Las Vegas Sun

April 30, 2024

Realtors’ numbers show need for stimulus

A stimulus for the housing market can’t come soon enough for Las Vegas.

Home sales slowed in January as prices continued to fall, according to statistics released by the Greater Las Vegas Association of Realtors.

Median home prices fell 8.6 percent in January to $160,000 and show no sign of abating. The price is 49 percent below the market high of $315,000 recorded by the Realtors group in June 2006. Prices have fallen 36 percent since January 2008.

In January the 2,224 sales were an 11 percent decline from December. Sales, however, are still ahead of January 2008 by 126 percent, according to the Realtors group, which tracks all home sales using the Multiple Listing Service.

January is usually one of the slowest months for home buying, association President Sue Naumann said. But she said she was encouraged by sales so far ahead of last’s year pace.

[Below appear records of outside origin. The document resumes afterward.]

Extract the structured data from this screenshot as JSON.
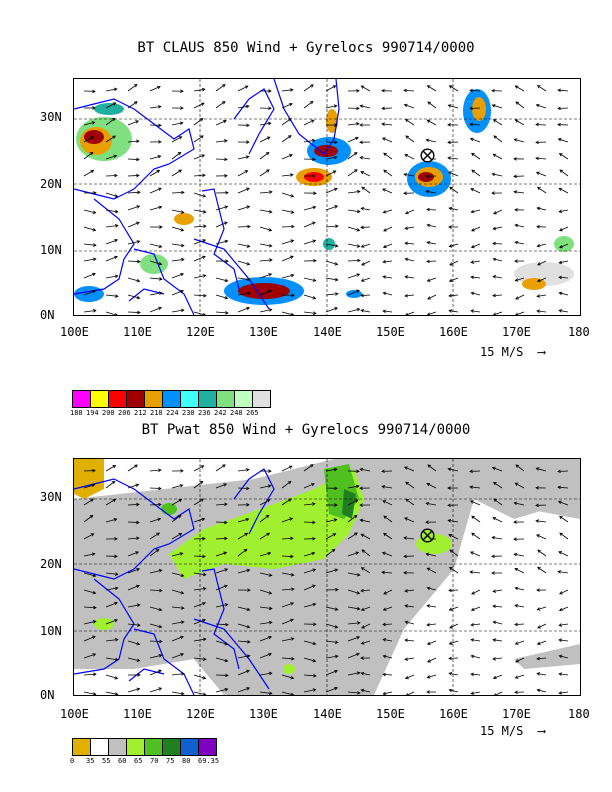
{
  "top": {
    "title": "BT CLAUS 850 Wind + Gyrelocs 990714/0000",
    "x_ticks": [
      "100E",
      "110E",
      "120E",
      "130E",
      "140E",
      "150E",
      "160E",
      "170E",
      "180"
    ],
    "y_ticks": [
      "30N",
      "20N",
      "10N",
      "0N"
    ],
    "ref_vector": "15 M/S",
    "colorbar": {
      "labels": [
        "188",
        "194",
        "200",
        "206",
        "212",
        "218",
        "224",
        "230",
        "236",
        "242",
        "248",
        "265"
      ],
      "colors": [
        "#ff00ff",
        "#ffff00",
        "#ff0000",
        "#a00000",
        "#e8a000",
        "#0090ff",
        "#40ffff",
        "#20b0a0",
        "#80e080",
        "#c0ffc0",
        "#e0e0e0"
      ]
    }
  },
  "bottom": {
    "title": "BT Pwat 850 Wind + Gyrelocs 990714/0000",
    "x_ticks": [
      "100E",
      "110E",
      "120E",
      "130E",
      "140E",
      "150E",
      "160E",
      "170E",
      "180"
    ],
    "y_ticks": [
      "30N",
      "20N",
      "10N",
      "0N"
    ],
    "ref_vector": "15 M/S",
    "colorbar": {
      "labels": [
        "0",
        "35",
        "55",
        "60",
        "65",
        "70",
        "75",
        "80",
        "69.35"
      ],
      "colors": [
        "#e0b000",
        "#ffffff",
        "#c0c0c0",
        "#a0f030",
        "#50c020",
        "#208020",
        "#1060d0",
        "#8000c0"
      ]
    }
  },
  "gyre_marker": {
    "symbol": "⊗",
    "lon": 156,
    "lat": 24
  }
}
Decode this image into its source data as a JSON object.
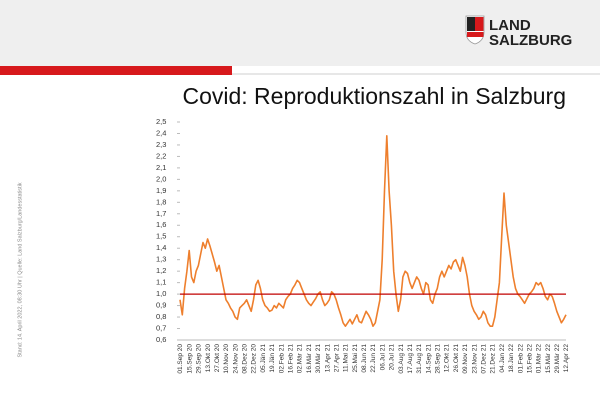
{
  "logo": {
    "line1": "LAND",
    "line2": "SALZBURG"
  },
  "source": "Stand: 14. April 2022, 08:30 Uhr | Quelle: Land Salzburg/Landesstatistik",
  "chart_data": {
    "type": "line",
    "title": "Covid: Reproduktionszahl in Salzburg",
    "color": "#ee7f2d",
    "reference_line": 1.0,
    "reference_color": "#c00000",
    "ylim": [
      0.6,
      2.5
    ],
    "yticks": [
      {
        "value": 0.6,
        "label": "0,6"
      },
      {
        "value": 0.7,
        "label": "0,7"
      },
      {
        "value": 0.8,
        "label": "0,8"
      },
      {
        "value": 0.9,
        "label": "0,9"
      },
      {
        "value": 1.0,
        "label": "1,0"
      },
      {
        "value": 1.1,
        "label": "1,1"
      },
      {
        "value": 1.2,
        "label": "1,2"
      },
      {
        "value": 1.3,
        "label": "1,3"
      },
      {
        "value": 1.4,
        "label": "1,4"
      },
      {
        "value": 1.5,
        "label": "1,5"
      },
      {
        "value": 1.6,
        "label": "1,6"
      },
      {
        "value": 1.7,
        "label": "1,7"
      },
      {
        "value": 1.8,
        "label": "1,8"
      },
      {
        "value": 1.9,
        "label": "1,9"
      },
      {
        "value": 2.0,
        "label": "2,0"
      },
      {
        "value": 2.1,
        "label": "2,1"
      },
      {
        "value": 2.2,
        "label": "2,2"
      },
      {
        "value": 2.3,
        "label": "2,3"
      },
      {
        "value": 2.4,
        "label": "2,4"
      },
      {
        "value": 2.5,
        "label": "2,5"
      }
    ],
    "categories": [
      "01.Sep 20",
      null,
      null,
      null,
      "15.Sep 20",
      null,
      null,
      null,
      "29.Sep 20",
      null,
      null,
      null,
      "13.Okt 20",
      null,
      null,
      null,
      "27.Okt 20",
      null,
      null,
      null,
      "10.Nov 20",
      null,
      null,
      null,
      "24.Nov 20",
      null,
      null,
      null,
      "08.Dez 20",
      null,
      null,
      null,
      "22.Dez 20",
      null,
      null,
      null,
      "05.Jän 21",
      null,
      null,
      null,
      "19.Jän 21",
      null,
      null,
      null,
      "02.Feb 21",
      null,
      null,
      null,
      "16.Feb 21",
      null,
      null,
      null,
      "02.Mär 21",
      null,
      null,
      null,
      "16.Mär 21",
      null,
      null,
      null,
      "30.Mär 21",
      null,
      null,
      null,
      "13.Apr 21",
      null,
      null,
      null,
      "27.Apr 21",
      null,
      null,
      null,
      "11.Mai 21",
      null,
      null,
      null,
      "25.Mai 21",
      null,
      null,
      null,
      "08.Jun 21",
      null,
      null,
      null,
      "22.Jun 21",
      null,
      null,
      null,
      "06.Jul 21",
      null,
      null,
      null,
      "20.Jul 21",
      null,
      null,
      null,
      "03.Aug 21",
      null,
      null,
      null,
      "17.Aug 21",
      null,
      null,
      null,
      "31.Aug 21",
      null,
      null,
      null,
      "14.Sep 21",
      null,
      null,
      null,
      "28.Sep 21",
      null,
      null,
      null,
      "12.Okt 21",
      null,
      null,
      null,
      "26.Okt 21",
      null,
      null,
      null,
      "09.Nov 21",
      null,
      null,
      null,
      "23.Nov 21",
      null,
      null,
      null,
      "07.Dez 21",
      null,
      null,
      null,
      "21.Dez 21",
      null,
      null,
      null,
      "04.Jan 22",
      null,
      null,
      null,
      "18.Jan 22",
      null,
      null,
      null,
      "01.Feb 22",
      null,
      null,
      null,
      "15.Feb 22",
      null,
      null,
      null,
      "01.Mär 22",
      null,
      null,
      null,
      "15.Mär 22",
      null,
      null,
      null,
      "29.Mär 22",
      null,
      null,
      null,
      "12.Apr 22"
    ],
    "values": [
      0.95,
      0.82,
      1.05,
      1.2,
      1.38,
      1.15,
      1.1,
      1.2,
      1.25,
      1.35,
      1.45,
      1.4,
      1.48,
      1.42,
      1.35,
      1.28,
      1.2,
      1.25,
      1.15,
      1.05,
      0.95,
      0.92,
      0.88,
      0.85,
      0.8,
      0.78,
      0.88,
      0.9,
      0.92,
      0.95,
      0.9,
      0.85,
      0.95,
      1.08,
      1.12,
      1.05,
      0.95,
      0.9,
      0.88,
      0.85,
      0.86,
      0.9,
      0.88,
      0.92,
      0.9,
      0.88,
      0.95,
      0.98,
      1.0,
      1.05,
      1.08,
      1.12,
      1.1,
      1.05,
      1.0,
      0.95,
      0.92,
      0.9,
      0.93,
      0.96,
      1.0,
      1.02,
      0.95,
      0.9,
      0.92,
      0.95,
      1.02,
      1.0,
      0.95,
      0.88,
      0.82,
      0.75,
      0.72,
      0.75,
      0.78,
      0.74,
      0.78,
      0.82,
      0.76,
      0.75,
      0.8,
      0.85,
      0.82,
      0.78,
      0.72,
      0.75,
      0.85,
      0.95,
      1.3,
      1.9,
      2.38,
      1.9,
      1.6,
      1.2,
      1.0,
      0.85,
      0.95,
      1.15,
      1.2,
      1.18,
      1.1,
      1.05,
      1.1,
      1.15,
      1.12,
      1.05,
      1.0,
      1.1,
      1.08,
      0.95,
      0.92,
      1.0,
      1.05,
      1.15,
      1.2,
      1.15,
      1.2,
      1.25,
      1.22,
      1.28,
      1.3,
      1.25,
      1.2,
      1.32,
      1.25,
      1.15,
      1.0,
      0.9,
      0.85,
      0.82,
      0.78,
      0.8,
      0.85,
      0.82,
      0.75,
      0.72,
      0.72,
      0.8,
      0.95,
      1.1,
      1.5,
      1.88,
      1.6,
      1.45,
      1.3,
      1.15,
      1.05,
      1.0,
      0.98,
      0.95,
      0.92,
      0.96,
      1.0,
      1.02,
      1.05,
      1.1,
      1.08,
      1.1,
      1.05,
      0.98,
      0.95,
      1.0,
      0.98,
      0.92,
      0.85,
      0.8,
      0.75,
      0.78,
      0.82
    ]
  }
}
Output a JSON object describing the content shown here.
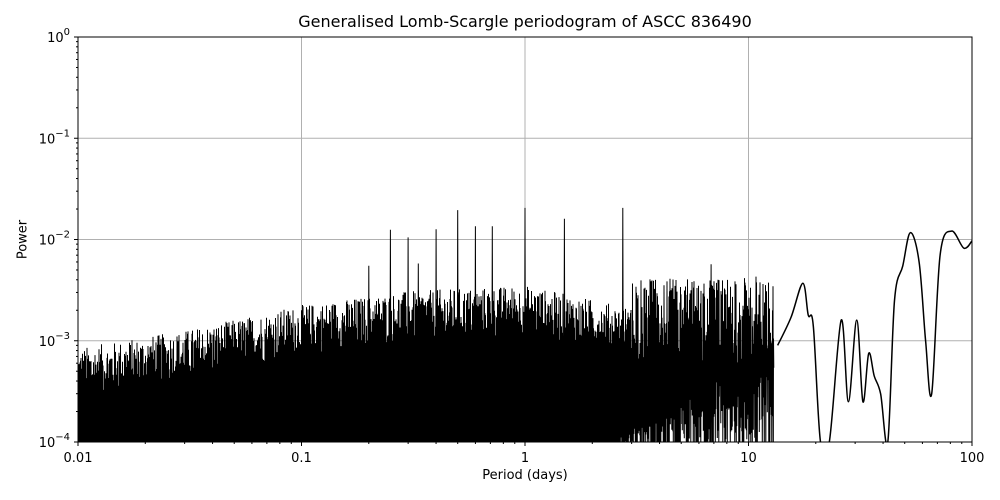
{
  "chart_data": {
    "type": "line",
    "title": "Generalised Lomb-Scargle periodogram of ASCC 836490",
    "xlabel": "Period (days)",
    "ylabel": "Power",
    "xscale": "log",
    "yscale": "log",
    "xlim": [
      0.01,
      100
    ],
    "ylim": [
      0.0001,
      1
    ],
    "xticks": [
      "0.01",
      "0.1",
      "1",
      "10",
      "100"
    ],
    "yticks": [
      {
        "base": "10",
        "exp": "0"
      },
      {
        "base": "10",
        "exp": "−1"
      },
      {
        "base": "10",
        "exp": "−2"
      },
      {
        "base": "10",
        "exp": "−3"
      },
      {
        "base": "10",
        "exp": "−4"
      }
    ],
    "grid": true,
    "line_color": "#000000",
    "grid_color": "#b0b0b0",
    "noise_envelope": [
      {
        "period": 0.01,
        "power": 0.0006
      },
      {
        "period": 0.03,
        "power": 0.0009
      },
      {
        "period": 0.1,
        "power": 0.0016
      },
      {
        "period": 0.3,
        "power": 0.0022
      },
      {
        "period": 1.0,
        "power": 0.0025
      },
      {
        "period": 3.0,
        "power": 0.0015
      }
    ],
    "notable_peaks": [
      {
        "period": 0.2,
        "power": 0.0055
      },
      {
        "period": 0.25,
        "power": 0.0125
      },
      {
        "period": 0.3,
        "power": 0.0105
      },
      {
        "period": 0.333,
        "power": 0.0058
      },
      {
        "period": 0.4,
        "power": 0.0126
      },
      {
        "period": 0.5,
        "power": 0.0195
      },
      {
        "period": 0.6,
        "power": 0.0135
      },
      {
        "period": 0.714,
        "power": 0.0135
      },
      {
        "period": 1.0,
        "power": 0.0205
      },
      {
        "period": 1.5,
        "power": 0.016
      },
      {
        "period": 2.74,
        "power": 0.0205
      },
      {
        "period": 6.8,
        "power": 0.0057
      },
      {
        "period": 10.8,
        "power": 0.0043
      },
      {
        "period": 17.5,
        "power": 0.0037
      },
      {
        "period": 26,
        "power": 0.0016
      },
      {
        "period": 30,
        "power": 0.0016
      },
      {
        "period": 34.5,
        "power": 0.00075
      },
      {
        "period": 53,
        "power": 0.0117
      },
      {
        "period": 81,
        "power": 0.0121
      },
      {
        "period": 100,
        "power": 0.0097
      }
    ],
    "smooth_tail": [
      {
        "period": 13.5,
        "power": 0.0009
      },
      {
        "period": 15.5,
        "power": 0.0017
      },
      {
        "period": 17.5,
        "power": 0.0037
      },
      {
        "period": 18.5,
        "power": 0.0018
      },
      {
        "period": 19.5,
        "power": 0.0014
      },
      {
        "period": 21,
        "power": 0.0001
      },
      {
        "period": 23,
        "power": 0.0001
      },
      {
        "period": 26,
        "power": 0.0016
      },
      {
        "period": 28,
        "power": 0.00025
      },
      {
        "period": 30.5,
        "power": 0.0016
      },
      {
        "period": 32.5,
        "power": 0.00025
      },
      {
        "period": 34.5,
        "power": 0.00075
      },
      {
        "period": 36.5,
        "power": 0.00045
      },
      {
        "period": 39,
        "power": 0.0003
      },
      {
        "period": 42,
        "power": 0.0001
      },
      {
        "period": 45,
        "power": 0.0025
      },
      {
        "period": 49,
        "power": 0.0055
      },
      {
        "period": 53,
        "power": 0.0117
      },
      {
        "period": 58,
        "power": 0.006
      },
      {
        "period": 62,
        "power": 0.001
      },
      {
        "period": 66,
        "power": 0.0003
      },
      {
        "period": 72,
        "power": 0.007
      },
      {
        "period": 81,
        "power": 0.0121
      },
      {
        "period": 92,
        "power": 0.0082
      },
      {
        "period": 100,
        "power": 0.0097
      }
    ]
  }
}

“While we’d like to see home prices stabilize soon, we’re at least encouraged to see the number of homes listed for sale remaining stable month after month,” Naumann said.

Dennis Smith, president of Home Builders Research, said he sees the drop in sales as a sign that homeowners are waiting for the government to take action and concerns about the broader economy.

“If you don’t have job growth, you aren’t going to sell houses,” Smith said. “If people are losing their jobs, you shouldn’t expect much in terms of housing sales.”

The decline in home prices is exacerbated by foreclosures, Naumann said. More than three out of four homes sold in January were owned by banks, she said.

“Lenders are selling these bank-owned homes at such low prices that it drives down the price of all properties in the area,” Naumann said.

The release of the statistics Feb. 10 came as the Treasury Department announced it would devote $50 billion in federal funds to stem foreclosures.

Smith said that could be important because listings could rise in the coming months as banks are holding back on putting homes on the market. There could be as many as 27,000 homes in the hands of banks, and that will put more downward pressure on prices, he said.

“I still think it is going to be the end of this year before prices flatten, and we won’t see improvement until next year,” Smith said. “I don’t know how low it can go ... No one does.”

The version of the stimulus bill approved by the Senate, meanwhile, creates a tax credit worth 10 percent of the value of a new or existing home with a cap of $15,000, up from the current $7,500 first-time home buyer tax credit. The credit wouldn’t have to be repaid as long as the homeowner stays in their house for three years.

“That is not going to change anything overnight, but it is a step in the right direction,” Smith said.

The inventory of single-family homes dipped slightly in January even though there was a jump in new listings. At the end of January, 21,935 homes were listed, a 1 percent drop from December, the Realtors group reported.

The 5,002 new listings in January were nearly 10 percent more than December. The median price of those listings was $174,900, a 3 percent increase over what homeowners were seeing in December.

Smith said he expects the number of listings to increase because people are losing their jobs.

“We have had a lot of people not listing their homes and waiting for the market to change,” Smith said. “Common sense would tell us because we have had so many jobs being lost, that houses are going to come up for sale and people will be in default.”

In the condominium and town-house market, 440 units sold in January, a decline of 3.3 percent from December. Sales, however, are up 162 percent compared with January 2008.

The inventory was 5,527 units, a half-percent jump over December, with 1,211 new listings in January, a 12 percent increase compared with December. The median price of those new listings was $99,900.